Synthetic division is a quick method for dividing polynomials, especially when you're dividing by a linear factor like \(x - k\). It's simpler and faster than long division, making it a preferred technique in many scenarios.
Here’s how to apply synthetic division:

• Write down the coefficients of the polynomial you wish to divide, in this case, \(2x^3 - 3x^2 - 17x + 30\).
• Place the zero of the divisor, \(k = 2\), outside of the division symbol.
• Bring down the leading coefficient, which is \(2\) in this problem.
• Multiply \(2\) by \(k\), add it to the next coefficient to get a new row entry, and repeat this process.

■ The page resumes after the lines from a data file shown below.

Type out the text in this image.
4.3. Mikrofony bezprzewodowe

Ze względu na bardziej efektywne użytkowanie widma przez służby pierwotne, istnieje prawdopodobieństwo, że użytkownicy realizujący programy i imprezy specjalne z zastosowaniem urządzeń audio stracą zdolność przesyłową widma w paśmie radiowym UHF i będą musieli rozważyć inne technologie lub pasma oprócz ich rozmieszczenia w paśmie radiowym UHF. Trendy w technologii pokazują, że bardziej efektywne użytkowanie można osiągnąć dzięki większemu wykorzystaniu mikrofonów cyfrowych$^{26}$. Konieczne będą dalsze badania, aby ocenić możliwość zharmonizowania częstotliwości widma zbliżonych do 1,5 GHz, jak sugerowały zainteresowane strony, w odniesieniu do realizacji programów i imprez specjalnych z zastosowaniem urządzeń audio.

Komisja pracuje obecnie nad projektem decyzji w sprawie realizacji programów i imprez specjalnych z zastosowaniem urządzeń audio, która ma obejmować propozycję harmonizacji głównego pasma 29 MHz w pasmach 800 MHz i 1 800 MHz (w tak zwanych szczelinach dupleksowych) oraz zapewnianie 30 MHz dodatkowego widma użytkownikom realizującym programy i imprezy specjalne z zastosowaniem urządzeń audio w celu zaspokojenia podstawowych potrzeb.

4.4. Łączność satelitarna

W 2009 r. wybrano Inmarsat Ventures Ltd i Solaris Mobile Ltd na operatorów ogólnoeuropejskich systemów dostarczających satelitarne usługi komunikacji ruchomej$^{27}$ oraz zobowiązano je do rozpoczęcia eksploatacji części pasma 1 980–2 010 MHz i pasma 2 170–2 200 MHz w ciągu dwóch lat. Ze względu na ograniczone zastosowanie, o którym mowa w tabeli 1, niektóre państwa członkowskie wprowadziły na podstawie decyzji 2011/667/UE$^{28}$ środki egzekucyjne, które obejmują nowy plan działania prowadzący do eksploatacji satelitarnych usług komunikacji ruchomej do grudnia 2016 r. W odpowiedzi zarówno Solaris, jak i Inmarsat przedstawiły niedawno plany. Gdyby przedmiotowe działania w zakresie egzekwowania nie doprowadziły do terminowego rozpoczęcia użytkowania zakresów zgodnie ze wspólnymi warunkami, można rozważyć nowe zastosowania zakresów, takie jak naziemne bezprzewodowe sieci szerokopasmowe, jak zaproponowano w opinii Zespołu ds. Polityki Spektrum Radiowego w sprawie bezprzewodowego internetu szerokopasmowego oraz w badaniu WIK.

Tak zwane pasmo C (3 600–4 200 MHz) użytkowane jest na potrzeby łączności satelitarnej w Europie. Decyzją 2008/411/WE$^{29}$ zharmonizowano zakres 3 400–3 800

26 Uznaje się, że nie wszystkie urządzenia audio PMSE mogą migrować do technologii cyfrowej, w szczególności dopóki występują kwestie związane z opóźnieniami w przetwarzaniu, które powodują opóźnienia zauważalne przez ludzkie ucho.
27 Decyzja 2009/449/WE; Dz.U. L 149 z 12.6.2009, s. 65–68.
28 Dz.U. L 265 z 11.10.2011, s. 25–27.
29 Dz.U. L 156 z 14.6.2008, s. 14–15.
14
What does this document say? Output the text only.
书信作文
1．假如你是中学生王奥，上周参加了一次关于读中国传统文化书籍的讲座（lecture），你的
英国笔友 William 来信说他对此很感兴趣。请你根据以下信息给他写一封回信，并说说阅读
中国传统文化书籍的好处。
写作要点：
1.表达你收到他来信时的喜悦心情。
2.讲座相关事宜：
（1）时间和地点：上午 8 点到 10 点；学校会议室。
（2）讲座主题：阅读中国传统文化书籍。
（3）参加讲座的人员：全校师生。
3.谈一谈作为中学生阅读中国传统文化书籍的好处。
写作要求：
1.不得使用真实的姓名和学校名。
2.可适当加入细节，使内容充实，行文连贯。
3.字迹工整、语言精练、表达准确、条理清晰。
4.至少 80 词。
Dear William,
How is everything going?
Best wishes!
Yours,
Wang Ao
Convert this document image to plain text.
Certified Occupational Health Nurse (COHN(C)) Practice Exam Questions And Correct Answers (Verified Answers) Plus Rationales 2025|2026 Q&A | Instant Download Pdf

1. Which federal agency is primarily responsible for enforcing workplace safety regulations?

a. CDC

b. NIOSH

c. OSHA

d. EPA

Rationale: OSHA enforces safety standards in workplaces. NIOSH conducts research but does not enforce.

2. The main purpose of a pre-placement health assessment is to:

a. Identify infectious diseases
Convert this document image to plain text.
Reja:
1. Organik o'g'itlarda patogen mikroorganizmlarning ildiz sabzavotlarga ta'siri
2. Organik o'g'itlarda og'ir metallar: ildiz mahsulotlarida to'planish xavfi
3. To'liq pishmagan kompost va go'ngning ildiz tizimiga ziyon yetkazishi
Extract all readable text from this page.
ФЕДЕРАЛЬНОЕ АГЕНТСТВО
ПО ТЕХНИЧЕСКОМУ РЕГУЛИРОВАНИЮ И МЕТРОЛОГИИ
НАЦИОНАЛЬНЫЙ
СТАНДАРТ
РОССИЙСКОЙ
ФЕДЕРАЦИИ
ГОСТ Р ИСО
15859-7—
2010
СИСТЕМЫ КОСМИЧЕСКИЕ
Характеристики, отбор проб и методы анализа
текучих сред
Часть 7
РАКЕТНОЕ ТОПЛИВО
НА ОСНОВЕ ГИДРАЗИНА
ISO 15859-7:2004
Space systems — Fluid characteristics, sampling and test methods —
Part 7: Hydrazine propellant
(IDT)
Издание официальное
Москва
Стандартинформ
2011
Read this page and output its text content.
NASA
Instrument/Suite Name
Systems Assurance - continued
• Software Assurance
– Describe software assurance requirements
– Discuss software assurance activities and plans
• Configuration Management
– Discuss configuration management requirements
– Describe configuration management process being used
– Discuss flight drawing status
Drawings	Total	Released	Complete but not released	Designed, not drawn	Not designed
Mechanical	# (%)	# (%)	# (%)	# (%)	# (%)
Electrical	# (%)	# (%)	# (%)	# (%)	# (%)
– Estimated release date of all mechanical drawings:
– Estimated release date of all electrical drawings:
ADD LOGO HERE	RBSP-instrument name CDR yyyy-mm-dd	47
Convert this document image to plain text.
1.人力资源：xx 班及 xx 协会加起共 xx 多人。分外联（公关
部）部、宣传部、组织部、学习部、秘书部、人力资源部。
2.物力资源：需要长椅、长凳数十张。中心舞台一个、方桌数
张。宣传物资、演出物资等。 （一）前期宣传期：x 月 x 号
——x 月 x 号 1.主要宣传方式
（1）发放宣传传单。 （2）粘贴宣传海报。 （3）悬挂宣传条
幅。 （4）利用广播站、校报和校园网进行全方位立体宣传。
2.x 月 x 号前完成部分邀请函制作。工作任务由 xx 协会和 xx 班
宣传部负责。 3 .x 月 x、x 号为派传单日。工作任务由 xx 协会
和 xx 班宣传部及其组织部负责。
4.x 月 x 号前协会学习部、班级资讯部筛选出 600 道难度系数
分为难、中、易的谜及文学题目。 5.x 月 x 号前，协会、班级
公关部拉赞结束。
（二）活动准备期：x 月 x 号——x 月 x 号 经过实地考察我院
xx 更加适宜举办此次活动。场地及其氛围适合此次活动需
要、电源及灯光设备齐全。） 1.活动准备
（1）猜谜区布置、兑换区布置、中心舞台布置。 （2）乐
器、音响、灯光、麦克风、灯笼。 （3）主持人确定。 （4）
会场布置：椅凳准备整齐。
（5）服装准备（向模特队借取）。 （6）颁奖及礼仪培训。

For our example, synthetic division showed that \(x - 2\) is a divisor of \(P(x)\), yielding a quotient of \(2x^2 + x - 15\). This step confirmed \(x - 2\) evenly divides \(P(x)\) with a remainder of zero.

The zero of a polynomial refers to a solution of the equation \(P(x) = 0\). Finding this number, denoted as \(k\), is crucial when factoring polynomials.
To determine if \(k\) is a zero of \(P(x)\):

• Substitute \(k\) into the polynomial.
• Calculate \(P(k)\).

If \(P(k) = 0\), then \(k\) is indeed a zero. In our example, substituting \(k = 2\) into \(P(x)\) yields zero. This result confirms \(2\) is a zero of the polynomial \(P(x) = 2x^3 - 3x^2 - 17x + 30\). Knowing the zero allows us to perform synthetic division, simplifying the polynomial for further factorization.

When you reduce a cubic polynomial via synthetic division, often you're left with a quadratic polynomial to factor. Here, after division, we have \(2x^2 + x - 15\). Factoring a quadratic requires finding two numbers that:

• Multiply to the product of the leading coefficient and the constant term (in this case \(2 \times -15 = -30\)).
• Add up to the middle term's coefficient (here, \(1\)).

For the quadratic \(2x^2 + x - 15\), those numbers are \(6\) and \(-5\). Rewrite the middle term using these numbers and factor by grouping:

• Group into \((2x^2 + 6x)\) and \((-5x - 15)\).
• Factor out common factors: \(2x(x + 3) - 5(x + 3)\).
• The common binomial \((x + 3)\) appears, allowing to factor into \((2x - 5)(x + 3)\).

Together with the linear factor obtained earlier, the fully factored form of the polynomial becomes \((x - 2)(2x - 5)(x + 3)\).